IDC PC analyst, Michael Sager, said: "There were some surprises such as a few large tenders on the education side which saw the commercial notebook market soar."
While that market achieved 19.8 per cent sequential growth, Sager said, the commercial desktop market grew a more modest 4.7 per cent. In the corporate sector businesses with more than 500 employees had largely completed their buying cycle, he said. But in those with up to 250 employees, demand for PCs remained strong.
In the consumer space, notebooks grew 2.3 per cent while desktops declined some 4.4 per cent, he said.
"Q1 is the migration between strong consumer demand in Q4 and strong
corporate demand in Q2, so lower growth was expected," he said. "The drop-off in desktops was completely expected as consumer notebooks have really taken off."

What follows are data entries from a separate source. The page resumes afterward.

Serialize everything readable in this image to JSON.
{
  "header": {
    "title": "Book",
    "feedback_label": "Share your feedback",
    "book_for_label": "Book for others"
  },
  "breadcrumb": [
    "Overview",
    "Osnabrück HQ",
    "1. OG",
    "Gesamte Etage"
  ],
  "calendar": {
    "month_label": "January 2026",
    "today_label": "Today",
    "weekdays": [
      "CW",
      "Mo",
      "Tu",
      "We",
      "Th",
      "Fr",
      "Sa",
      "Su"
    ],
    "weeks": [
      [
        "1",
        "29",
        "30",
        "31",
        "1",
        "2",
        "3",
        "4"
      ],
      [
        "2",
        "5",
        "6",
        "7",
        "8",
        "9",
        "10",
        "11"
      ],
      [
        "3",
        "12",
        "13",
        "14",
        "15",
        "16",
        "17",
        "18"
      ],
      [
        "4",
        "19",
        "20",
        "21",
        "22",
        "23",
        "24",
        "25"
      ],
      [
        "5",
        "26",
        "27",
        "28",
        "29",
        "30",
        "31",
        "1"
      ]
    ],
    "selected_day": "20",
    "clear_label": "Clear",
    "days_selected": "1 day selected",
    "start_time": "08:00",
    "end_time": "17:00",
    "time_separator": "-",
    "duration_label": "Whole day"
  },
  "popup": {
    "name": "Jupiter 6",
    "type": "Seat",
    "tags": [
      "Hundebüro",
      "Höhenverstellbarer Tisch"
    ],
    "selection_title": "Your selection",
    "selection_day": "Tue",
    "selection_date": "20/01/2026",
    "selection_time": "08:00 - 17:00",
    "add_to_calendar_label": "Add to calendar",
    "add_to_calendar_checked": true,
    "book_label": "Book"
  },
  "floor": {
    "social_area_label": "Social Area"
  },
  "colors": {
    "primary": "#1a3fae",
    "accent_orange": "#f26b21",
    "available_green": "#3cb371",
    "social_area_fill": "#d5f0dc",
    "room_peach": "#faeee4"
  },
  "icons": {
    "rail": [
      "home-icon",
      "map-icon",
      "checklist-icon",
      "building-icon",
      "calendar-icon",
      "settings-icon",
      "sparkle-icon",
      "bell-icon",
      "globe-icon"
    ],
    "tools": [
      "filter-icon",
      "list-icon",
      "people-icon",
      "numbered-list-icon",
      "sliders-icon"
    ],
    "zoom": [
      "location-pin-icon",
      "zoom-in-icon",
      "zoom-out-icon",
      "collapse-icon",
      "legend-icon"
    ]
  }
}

The effect the Ingram Micro-Tech Pacific merger had on the market was also noticeable, Sager said. "With so many vendors at Ingram, companies have to fight just to hold their ground," he said. "So they are looking at their channel strategy again. That's also putting pricing and relationship pressure on the vendors too."
In the vendor rankings, the combined PC and notebook market saw HP lead with 16.3 per cent market share, followed by Dell with 13.3 per cent and Acer with 10.4 per cent. IBM held 8.1 per cent, Toshiba 5.2 per cent, Apple 3.5 per cent and Optima 3 per cent.
Sager said Acer continued to experience growth, boosting its share of the market by nearly one per cent between Q4, 2004 and Q1, 2005. "Acer's growth last year was against whiteboxes but this year it is against branded vendors in SME," he said.
"Apple is also doing well with demand for their Mac Minis and Optima is really learning how to compete as a local vendor."